Europe remains where it’s at for artists on the continent, it seems. Nakhane, BCUC and Thandi Ntuli are among the new crop of musicians who’ve been making waves overseas. Emcee extraordinaire Yugen Blakrok has been ripping mics all over that continent for the greater part of this year. 

“There definitely ain’t no popularity contest out here. You can literally survive on merit,” says Blakrok following her well-received appearance at the Hip Hop Kemp festival in the Czech Republic, where she performed alongside hip-hop greats such as Smif-N-Wessun, Pharoahe Monch and Masta Ace & Marco Polo. 

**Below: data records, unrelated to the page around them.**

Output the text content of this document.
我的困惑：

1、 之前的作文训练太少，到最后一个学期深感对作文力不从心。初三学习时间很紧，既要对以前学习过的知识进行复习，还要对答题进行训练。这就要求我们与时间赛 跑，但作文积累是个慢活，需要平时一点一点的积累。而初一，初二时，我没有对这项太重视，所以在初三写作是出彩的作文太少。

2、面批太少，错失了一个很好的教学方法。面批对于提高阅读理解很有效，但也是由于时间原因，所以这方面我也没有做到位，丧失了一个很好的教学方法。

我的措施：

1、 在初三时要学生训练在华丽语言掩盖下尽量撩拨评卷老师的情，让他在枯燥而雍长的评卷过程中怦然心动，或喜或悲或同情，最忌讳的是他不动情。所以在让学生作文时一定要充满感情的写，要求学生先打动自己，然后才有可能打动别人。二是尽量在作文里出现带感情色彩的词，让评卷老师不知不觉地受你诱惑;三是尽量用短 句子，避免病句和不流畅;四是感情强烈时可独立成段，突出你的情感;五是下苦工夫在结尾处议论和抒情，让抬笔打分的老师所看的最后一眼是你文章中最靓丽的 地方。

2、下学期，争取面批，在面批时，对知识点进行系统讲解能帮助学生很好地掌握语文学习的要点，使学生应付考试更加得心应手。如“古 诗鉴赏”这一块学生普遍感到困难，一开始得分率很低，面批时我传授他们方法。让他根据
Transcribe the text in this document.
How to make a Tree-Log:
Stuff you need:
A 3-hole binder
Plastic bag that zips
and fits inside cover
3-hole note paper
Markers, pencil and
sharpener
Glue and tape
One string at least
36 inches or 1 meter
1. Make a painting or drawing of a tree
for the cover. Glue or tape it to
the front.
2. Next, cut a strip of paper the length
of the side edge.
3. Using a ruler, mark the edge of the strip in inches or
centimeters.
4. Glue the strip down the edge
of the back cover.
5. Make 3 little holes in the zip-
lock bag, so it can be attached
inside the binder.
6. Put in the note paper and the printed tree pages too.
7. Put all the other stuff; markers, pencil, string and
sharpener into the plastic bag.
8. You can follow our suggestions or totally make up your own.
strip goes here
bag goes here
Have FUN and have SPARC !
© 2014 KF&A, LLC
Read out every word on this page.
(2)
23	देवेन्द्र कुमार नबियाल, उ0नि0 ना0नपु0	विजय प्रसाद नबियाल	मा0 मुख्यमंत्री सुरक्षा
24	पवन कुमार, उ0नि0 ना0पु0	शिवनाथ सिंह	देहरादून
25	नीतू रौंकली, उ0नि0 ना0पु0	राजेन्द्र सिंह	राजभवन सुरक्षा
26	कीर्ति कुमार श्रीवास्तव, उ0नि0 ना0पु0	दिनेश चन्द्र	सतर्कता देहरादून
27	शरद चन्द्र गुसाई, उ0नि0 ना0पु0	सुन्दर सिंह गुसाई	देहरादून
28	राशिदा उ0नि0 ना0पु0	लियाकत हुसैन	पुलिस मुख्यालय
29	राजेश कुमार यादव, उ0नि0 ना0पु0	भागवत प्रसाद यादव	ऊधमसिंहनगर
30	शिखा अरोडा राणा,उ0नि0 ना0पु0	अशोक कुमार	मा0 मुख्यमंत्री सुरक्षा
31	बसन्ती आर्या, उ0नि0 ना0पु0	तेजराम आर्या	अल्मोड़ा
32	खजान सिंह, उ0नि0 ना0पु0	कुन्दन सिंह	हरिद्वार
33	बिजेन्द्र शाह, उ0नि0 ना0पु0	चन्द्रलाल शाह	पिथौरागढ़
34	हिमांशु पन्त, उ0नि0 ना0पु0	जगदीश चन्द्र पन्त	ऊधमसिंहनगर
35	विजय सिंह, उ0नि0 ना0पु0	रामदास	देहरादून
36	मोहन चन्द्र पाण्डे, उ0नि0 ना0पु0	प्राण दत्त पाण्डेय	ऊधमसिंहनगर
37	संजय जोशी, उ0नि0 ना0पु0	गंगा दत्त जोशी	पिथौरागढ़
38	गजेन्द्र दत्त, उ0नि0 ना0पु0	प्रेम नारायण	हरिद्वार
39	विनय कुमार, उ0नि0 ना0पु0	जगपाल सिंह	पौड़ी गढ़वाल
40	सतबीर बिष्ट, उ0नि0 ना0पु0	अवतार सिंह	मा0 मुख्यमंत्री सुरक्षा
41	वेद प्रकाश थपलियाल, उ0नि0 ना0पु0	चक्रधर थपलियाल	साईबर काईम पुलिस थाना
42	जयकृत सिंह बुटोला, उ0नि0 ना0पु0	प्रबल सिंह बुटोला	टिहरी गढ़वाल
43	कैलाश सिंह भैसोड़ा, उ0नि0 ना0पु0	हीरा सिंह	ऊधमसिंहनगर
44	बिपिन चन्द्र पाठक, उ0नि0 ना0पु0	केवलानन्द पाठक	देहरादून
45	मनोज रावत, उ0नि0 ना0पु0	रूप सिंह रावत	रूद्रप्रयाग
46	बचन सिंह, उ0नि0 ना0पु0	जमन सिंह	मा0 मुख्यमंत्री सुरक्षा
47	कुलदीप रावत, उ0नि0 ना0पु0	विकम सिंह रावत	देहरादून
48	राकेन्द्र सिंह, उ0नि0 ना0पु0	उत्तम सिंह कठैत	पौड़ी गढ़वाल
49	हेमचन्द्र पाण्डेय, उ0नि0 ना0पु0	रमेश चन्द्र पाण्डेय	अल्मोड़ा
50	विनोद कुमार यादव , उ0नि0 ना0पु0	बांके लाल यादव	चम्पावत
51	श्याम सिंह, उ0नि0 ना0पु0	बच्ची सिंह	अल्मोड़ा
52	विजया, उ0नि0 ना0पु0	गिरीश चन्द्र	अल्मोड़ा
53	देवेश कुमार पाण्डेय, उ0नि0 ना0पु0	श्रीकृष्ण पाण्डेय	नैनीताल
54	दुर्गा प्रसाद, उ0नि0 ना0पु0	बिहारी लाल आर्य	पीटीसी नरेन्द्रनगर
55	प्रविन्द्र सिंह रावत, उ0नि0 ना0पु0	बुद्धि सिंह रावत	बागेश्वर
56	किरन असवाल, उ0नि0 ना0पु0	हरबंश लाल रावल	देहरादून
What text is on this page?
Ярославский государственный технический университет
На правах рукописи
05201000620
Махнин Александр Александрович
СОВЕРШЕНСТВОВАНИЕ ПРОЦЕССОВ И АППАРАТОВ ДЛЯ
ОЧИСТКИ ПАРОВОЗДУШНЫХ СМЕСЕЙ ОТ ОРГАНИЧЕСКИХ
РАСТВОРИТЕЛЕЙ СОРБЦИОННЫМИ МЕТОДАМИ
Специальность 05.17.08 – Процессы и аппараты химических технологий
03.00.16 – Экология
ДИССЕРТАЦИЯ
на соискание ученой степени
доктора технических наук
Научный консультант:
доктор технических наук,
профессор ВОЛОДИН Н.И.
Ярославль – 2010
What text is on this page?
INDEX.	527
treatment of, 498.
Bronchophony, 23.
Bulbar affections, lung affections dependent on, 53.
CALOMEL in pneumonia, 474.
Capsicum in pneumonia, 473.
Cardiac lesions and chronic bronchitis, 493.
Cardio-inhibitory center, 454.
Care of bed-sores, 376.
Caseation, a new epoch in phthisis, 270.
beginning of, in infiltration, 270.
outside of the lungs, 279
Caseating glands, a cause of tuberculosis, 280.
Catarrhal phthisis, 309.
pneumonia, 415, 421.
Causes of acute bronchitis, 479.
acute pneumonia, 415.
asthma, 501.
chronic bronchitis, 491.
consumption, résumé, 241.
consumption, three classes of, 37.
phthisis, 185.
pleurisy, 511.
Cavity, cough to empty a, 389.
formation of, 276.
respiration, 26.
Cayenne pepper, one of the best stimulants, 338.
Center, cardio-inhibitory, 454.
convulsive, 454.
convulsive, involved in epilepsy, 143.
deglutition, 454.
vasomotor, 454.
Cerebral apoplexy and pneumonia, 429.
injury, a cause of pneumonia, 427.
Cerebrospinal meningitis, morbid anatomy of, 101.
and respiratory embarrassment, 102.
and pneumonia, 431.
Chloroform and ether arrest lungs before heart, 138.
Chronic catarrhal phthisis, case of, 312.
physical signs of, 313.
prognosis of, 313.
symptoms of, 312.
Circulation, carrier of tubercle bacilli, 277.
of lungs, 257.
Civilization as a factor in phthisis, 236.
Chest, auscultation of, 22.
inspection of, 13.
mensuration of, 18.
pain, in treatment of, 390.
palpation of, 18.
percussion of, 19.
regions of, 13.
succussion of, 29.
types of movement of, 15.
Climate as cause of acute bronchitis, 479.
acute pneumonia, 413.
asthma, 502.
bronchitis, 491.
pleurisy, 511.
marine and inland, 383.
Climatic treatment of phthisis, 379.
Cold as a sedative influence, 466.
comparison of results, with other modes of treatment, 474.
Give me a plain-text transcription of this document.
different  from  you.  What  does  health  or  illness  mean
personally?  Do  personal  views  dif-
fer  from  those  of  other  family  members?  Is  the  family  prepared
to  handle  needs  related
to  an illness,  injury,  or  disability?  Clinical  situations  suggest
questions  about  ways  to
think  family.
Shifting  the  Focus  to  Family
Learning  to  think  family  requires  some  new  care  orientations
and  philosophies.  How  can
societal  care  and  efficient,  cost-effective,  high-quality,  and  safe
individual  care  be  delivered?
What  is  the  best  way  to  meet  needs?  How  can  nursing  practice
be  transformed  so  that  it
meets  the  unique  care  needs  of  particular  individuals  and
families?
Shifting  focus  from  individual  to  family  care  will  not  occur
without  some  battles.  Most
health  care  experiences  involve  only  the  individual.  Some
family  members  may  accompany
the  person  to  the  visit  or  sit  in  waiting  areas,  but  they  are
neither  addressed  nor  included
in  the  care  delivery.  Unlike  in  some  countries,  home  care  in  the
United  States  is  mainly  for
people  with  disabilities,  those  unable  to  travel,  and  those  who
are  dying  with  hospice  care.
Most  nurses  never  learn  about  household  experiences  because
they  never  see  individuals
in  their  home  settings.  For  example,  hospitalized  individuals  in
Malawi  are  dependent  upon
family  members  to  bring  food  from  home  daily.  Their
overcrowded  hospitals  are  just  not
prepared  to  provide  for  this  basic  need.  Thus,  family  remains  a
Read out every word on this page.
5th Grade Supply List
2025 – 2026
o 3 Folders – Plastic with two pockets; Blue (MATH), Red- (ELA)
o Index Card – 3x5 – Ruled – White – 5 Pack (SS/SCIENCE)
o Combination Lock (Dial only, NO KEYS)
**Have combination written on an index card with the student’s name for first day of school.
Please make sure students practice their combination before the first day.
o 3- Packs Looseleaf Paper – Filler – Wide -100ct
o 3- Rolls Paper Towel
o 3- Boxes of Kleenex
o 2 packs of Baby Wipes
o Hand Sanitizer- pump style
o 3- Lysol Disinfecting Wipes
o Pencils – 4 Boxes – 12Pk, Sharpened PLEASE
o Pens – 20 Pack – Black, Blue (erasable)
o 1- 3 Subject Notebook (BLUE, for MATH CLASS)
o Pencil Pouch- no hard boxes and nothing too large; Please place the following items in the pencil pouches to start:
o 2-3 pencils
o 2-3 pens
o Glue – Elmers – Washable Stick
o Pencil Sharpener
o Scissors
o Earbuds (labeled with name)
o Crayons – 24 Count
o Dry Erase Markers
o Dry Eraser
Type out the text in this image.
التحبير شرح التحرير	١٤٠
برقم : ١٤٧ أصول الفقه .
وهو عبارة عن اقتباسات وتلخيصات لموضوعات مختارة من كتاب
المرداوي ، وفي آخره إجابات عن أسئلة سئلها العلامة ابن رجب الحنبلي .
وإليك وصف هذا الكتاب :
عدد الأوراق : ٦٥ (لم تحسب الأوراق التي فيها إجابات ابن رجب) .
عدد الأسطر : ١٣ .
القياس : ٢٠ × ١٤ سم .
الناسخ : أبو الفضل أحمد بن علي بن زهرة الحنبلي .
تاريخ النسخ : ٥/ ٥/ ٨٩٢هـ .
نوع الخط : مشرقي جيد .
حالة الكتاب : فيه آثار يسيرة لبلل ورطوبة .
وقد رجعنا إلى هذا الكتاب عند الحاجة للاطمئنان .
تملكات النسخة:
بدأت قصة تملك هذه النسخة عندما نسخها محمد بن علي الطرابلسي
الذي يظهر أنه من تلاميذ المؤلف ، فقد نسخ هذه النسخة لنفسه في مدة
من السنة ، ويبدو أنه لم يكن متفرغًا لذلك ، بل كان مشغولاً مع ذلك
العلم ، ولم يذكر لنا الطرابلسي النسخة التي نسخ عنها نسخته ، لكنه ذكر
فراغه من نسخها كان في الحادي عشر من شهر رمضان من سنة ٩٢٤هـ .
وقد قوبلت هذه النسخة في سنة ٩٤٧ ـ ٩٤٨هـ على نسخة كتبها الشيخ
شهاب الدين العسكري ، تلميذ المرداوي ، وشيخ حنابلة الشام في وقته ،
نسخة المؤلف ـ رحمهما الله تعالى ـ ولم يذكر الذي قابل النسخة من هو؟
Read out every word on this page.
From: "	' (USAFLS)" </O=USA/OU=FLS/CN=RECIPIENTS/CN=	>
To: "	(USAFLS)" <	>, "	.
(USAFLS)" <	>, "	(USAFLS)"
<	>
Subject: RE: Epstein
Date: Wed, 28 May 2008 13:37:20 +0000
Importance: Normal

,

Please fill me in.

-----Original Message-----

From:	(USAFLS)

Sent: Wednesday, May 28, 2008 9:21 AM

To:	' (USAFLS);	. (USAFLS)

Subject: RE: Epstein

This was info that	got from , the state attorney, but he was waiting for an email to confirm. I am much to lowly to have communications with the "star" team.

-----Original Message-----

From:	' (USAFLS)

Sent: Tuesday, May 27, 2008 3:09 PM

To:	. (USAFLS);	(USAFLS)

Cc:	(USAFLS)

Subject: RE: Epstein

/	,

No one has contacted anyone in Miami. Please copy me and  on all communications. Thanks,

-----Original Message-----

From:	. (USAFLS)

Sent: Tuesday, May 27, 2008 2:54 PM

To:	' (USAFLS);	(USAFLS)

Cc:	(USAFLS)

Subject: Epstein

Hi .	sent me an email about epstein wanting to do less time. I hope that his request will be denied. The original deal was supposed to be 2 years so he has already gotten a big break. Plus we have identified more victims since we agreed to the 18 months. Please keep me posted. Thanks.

“Just make sure that you’ve got a good show, and [that] your skills are honed. There’s a space for you. It gives you hope, it gives you space to breathe, it gives you space to learn. Because, also, the way the artists interact among each other, there isn’t that negative competitiveness. We’re not fighting over some tiny little pie or whatever. It’s also because the industry here is older, it’s bigger, it’s been working well for longer than ours,” she concludes. 

No doubt, the effects of history from colonialism through to apartheid and beyond continue to impact the South African industry, a space that is still growing. But right now, touring life is difficult for artists who have to be creator, performer, administrator, booker, public relations officer and myriad other roles, all at the same time.